With an explosive yet delicate flavour, these vegan cabbage rolls they look like vegetable bombettes stuffed with a filling capable of surprising even the most sceptical.
The preparation is simple and the ingredients used are genuine and dal strong flavour. On one side the cabbage leaves, guardians of a treasure waiting to be discovered, blanched and ready to be stuffed. On the other, the filling made of stale bread soaked in warm water, a classic sauté of garlic, oil and onion and 2 blocks of tofu with a smoky note, crumbled and made one with the rest of the protagonists of the dish thanks also to the presence of the White wineleft there to blend and give a sour and fragrant touch.
There chickpea flour and vegan cheese (or of animal origin) are added at the end, immediately after the salt and pepper and immediately before the entire mixture is blended to create a compact cream.
The oven does the rest: 20 minutes with a drizzle of oil for an effect crunchy outside and soft inside.
Cut the cabbage leaves and wash them under running water before blanching them in salted water for about 4 minutes. Drain them and keep aside. Then soak the stale bread in warm water. Prepare the filling by frying garlic and onion with a drizzle of oil, add the crumbled tofu and sauté for a few minutes before blending with the white wine.

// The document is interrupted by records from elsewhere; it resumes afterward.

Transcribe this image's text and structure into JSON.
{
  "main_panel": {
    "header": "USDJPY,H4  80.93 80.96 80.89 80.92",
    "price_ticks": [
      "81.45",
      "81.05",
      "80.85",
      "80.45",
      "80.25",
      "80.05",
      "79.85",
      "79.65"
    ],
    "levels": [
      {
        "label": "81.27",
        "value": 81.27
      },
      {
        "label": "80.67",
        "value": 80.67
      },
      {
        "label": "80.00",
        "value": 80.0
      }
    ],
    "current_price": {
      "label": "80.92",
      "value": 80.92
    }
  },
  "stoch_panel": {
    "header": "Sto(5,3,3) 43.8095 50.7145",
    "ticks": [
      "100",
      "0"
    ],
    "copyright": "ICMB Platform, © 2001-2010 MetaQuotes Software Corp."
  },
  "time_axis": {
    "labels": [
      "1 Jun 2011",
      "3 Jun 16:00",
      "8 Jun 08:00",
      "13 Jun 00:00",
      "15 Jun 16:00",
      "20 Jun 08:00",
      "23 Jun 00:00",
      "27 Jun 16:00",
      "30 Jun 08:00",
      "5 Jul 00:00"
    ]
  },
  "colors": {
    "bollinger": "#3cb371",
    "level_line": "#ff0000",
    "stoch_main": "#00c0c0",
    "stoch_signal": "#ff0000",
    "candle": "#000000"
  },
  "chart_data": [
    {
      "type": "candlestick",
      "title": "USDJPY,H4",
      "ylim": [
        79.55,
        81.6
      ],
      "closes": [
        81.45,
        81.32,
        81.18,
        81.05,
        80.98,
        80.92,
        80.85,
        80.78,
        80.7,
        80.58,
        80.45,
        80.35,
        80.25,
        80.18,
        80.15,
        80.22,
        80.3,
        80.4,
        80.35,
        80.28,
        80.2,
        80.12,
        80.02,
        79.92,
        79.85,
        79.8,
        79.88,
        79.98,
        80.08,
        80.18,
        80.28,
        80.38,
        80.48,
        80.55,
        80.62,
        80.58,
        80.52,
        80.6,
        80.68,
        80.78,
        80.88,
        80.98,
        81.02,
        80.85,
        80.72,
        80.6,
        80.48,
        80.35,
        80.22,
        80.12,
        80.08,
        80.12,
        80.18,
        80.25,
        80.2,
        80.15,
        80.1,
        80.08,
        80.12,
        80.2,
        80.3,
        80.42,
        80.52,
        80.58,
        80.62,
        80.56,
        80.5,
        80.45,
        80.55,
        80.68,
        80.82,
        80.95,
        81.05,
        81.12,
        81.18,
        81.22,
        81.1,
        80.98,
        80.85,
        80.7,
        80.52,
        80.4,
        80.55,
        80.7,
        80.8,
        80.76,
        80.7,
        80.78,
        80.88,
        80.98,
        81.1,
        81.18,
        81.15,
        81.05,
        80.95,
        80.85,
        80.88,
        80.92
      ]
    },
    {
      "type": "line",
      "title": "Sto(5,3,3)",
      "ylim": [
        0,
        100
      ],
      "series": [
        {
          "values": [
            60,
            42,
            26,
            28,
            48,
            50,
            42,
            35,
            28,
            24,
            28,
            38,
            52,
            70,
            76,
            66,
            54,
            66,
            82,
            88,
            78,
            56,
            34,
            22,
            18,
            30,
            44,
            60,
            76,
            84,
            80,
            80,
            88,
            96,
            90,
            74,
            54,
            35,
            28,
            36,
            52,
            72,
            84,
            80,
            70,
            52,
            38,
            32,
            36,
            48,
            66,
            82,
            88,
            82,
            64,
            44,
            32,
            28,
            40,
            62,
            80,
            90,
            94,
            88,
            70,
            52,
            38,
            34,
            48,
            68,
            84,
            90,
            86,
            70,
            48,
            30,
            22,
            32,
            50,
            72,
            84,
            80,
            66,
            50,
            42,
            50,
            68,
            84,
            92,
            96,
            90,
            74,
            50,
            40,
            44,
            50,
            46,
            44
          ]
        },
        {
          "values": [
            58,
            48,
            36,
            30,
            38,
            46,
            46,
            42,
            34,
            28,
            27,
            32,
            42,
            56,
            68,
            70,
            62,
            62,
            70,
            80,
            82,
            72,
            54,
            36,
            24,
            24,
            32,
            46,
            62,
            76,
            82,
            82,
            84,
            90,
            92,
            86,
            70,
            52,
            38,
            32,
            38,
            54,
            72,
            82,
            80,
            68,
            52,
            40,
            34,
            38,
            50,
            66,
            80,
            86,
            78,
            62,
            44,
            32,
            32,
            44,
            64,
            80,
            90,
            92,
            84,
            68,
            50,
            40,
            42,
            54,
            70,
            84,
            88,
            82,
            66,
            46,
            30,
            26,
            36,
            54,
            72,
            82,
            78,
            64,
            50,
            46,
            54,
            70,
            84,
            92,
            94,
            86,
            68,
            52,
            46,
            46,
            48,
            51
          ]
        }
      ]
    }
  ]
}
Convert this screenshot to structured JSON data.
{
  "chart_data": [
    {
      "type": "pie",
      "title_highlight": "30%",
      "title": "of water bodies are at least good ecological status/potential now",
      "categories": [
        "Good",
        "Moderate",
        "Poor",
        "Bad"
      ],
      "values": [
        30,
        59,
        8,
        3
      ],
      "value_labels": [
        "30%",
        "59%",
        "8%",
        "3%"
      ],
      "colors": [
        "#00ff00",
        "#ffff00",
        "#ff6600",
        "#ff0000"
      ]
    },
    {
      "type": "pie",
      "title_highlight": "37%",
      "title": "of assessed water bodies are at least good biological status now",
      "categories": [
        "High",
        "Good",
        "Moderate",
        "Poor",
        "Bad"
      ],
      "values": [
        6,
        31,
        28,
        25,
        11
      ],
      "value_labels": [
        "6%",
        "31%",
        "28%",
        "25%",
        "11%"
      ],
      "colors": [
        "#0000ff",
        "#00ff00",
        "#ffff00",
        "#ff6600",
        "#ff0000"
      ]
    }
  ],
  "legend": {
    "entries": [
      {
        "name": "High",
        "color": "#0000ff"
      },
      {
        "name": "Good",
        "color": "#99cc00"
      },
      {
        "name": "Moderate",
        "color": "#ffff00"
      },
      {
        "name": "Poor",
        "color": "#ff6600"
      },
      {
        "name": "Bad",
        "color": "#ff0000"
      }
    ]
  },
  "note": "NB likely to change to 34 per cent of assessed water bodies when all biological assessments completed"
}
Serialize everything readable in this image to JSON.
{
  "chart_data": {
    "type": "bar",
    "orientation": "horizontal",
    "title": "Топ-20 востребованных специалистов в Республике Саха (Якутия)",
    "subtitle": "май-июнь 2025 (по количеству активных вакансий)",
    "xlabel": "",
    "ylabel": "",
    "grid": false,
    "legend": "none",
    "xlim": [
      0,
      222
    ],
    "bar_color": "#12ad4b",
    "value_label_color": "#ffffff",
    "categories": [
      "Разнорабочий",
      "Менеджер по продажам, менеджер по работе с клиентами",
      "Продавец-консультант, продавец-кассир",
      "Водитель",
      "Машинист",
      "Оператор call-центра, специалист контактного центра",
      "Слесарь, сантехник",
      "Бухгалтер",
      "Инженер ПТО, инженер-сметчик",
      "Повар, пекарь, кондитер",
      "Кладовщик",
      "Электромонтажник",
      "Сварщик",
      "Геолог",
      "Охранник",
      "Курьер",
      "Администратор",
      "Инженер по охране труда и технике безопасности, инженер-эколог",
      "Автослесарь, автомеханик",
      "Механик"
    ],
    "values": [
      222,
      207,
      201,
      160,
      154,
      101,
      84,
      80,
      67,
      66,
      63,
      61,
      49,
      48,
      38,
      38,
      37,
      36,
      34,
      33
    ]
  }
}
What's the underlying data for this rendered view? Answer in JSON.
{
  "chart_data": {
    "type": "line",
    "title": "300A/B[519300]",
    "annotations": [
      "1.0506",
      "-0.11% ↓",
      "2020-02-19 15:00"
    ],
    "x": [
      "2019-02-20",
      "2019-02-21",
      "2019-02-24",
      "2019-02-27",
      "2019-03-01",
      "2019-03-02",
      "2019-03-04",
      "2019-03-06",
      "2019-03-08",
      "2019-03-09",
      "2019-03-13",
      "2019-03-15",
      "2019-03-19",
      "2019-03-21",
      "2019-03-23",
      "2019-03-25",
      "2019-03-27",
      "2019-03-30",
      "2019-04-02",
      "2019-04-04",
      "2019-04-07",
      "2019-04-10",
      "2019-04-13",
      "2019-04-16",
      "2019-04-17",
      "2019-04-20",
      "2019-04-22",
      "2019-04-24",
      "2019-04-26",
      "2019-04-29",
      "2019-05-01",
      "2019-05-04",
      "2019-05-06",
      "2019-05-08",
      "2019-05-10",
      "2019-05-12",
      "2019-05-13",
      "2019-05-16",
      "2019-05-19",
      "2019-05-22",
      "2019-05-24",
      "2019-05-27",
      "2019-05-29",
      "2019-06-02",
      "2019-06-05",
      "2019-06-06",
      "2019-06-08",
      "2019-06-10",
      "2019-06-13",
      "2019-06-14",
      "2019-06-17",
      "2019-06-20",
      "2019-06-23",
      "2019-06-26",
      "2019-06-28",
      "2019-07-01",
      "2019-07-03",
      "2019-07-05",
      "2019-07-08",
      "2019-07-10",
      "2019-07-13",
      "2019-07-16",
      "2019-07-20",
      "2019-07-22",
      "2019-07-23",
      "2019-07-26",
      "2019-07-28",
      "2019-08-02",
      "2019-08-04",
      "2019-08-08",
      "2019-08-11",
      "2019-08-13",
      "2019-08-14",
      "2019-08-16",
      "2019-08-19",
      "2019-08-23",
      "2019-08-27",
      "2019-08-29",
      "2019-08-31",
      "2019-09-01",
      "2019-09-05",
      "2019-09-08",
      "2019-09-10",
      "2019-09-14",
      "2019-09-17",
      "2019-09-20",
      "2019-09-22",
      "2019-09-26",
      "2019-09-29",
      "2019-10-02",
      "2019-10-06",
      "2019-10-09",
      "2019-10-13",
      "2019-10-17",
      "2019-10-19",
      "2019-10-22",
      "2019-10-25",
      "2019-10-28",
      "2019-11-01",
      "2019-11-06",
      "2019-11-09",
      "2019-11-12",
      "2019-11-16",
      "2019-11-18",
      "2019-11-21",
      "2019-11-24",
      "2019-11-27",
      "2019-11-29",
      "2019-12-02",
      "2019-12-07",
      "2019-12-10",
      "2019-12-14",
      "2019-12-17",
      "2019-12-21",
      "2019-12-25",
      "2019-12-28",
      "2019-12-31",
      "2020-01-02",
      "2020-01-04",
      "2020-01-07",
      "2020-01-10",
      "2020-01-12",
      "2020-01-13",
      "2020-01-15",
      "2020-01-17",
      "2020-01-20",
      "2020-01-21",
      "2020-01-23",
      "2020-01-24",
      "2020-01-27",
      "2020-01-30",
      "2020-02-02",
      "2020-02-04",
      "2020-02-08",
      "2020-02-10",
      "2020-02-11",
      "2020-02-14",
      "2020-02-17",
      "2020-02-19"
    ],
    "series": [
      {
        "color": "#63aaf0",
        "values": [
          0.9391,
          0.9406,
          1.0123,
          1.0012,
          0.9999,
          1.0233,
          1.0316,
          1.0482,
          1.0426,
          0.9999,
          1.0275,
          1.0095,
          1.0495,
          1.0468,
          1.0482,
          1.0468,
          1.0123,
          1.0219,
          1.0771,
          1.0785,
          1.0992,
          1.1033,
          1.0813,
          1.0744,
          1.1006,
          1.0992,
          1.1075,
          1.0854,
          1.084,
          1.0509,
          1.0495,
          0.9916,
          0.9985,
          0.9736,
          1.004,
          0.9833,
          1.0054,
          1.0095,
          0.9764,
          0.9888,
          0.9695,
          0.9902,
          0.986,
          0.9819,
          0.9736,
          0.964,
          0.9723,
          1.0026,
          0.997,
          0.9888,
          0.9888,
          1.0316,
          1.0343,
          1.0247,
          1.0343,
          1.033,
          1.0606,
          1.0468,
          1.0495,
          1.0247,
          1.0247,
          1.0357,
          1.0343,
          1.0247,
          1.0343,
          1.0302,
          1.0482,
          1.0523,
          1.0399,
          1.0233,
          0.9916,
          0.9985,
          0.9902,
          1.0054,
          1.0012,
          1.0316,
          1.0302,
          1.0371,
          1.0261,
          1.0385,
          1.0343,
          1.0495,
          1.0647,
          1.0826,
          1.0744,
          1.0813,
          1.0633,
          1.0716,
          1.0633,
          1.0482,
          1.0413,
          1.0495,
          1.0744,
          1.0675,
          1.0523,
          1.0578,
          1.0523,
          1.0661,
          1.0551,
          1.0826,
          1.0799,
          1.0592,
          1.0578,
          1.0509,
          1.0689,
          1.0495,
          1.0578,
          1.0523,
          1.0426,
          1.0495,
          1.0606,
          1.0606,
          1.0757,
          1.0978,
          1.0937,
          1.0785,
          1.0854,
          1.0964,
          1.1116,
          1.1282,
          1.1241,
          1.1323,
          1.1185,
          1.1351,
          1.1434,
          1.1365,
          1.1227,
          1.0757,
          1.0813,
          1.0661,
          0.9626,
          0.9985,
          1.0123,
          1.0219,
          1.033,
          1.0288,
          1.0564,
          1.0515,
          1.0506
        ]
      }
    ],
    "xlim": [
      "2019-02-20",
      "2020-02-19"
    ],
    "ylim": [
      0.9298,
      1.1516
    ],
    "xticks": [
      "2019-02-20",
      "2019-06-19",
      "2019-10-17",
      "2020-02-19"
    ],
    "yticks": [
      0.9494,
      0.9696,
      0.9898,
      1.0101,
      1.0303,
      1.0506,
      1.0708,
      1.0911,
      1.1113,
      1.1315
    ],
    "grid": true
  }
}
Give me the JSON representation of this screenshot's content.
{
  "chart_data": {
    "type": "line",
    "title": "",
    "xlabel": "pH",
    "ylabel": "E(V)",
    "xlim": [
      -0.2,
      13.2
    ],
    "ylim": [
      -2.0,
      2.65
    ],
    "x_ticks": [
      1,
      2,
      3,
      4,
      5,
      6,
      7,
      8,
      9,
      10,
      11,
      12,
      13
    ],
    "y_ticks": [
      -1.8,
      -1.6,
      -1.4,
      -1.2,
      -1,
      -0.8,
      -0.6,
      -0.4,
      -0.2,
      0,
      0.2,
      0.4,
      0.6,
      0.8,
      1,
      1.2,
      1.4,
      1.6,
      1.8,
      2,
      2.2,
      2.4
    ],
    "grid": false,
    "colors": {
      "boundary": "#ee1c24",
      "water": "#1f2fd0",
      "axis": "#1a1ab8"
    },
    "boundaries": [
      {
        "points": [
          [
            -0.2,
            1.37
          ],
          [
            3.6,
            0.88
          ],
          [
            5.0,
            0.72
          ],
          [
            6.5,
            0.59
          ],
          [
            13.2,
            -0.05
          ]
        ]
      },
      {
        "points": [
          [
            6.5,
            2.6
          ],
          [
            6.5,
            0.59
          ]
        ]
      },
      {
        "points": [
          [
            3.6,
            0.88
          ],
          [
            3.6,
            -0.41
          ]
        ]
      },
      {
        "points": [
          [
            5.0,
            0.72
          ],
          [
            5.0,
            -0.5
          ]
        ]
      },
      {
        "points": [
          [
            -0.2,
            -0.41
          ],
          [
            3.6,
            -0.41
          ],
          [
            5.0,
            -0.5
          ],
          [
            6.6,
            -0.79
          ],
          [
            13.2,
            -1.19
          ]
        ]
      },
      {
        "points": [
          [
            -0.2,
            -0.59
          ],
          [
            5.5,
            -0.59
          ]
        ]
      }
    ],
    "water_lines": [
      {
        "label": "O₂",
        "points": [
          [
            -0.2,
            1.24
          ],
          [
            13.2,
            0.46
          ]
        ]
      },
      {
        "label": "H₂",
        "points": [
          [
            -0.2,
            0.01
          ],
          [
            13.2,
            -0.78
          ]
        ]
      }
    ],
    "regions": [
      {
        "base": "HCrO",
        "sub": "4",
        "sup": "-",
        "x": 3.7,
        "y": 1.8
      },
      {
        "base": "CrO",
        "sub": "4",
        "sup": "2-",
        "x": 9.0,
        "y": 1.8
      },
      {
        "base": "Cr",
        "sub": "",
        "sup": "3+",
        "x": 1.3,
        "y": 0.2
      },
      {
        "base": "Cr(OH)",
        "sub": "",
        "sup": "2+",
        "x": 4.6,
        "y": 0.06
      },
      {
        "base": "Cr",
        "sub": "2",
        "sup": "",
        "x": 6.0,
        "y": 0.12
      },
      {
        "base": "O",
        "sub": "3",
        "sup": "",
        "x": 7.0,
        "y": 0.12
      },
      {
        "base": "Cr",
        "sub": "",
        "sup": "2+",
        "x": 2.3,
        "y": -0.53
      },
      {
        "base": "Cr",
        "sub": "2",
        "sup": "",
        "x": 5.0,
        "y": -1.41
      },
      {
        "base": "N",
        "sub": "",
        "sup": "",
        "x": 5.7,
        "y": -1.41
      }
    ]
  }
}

Squeeze the bread and add it to the pan with the filling, season with salt and pepper and blend with an immersion blender. Add the chickpea flour and vegan cheese and mix well.
Fill the cabbage leaves with an ice cream scoop and create the rolls: place them in the pan with a drizzle of oil and add more vegan cheese on the surface. Another drizzle of oil, salt and pepper and bake at 180°C for 20 minutes.
A point of reference for vegan cuisine in Italy, it spreads the principles of plant-based nutrition making it accessible to everyone, with an elegant and sunny style. Positive vibes always and anyway!
This recipe has already been read 26 times!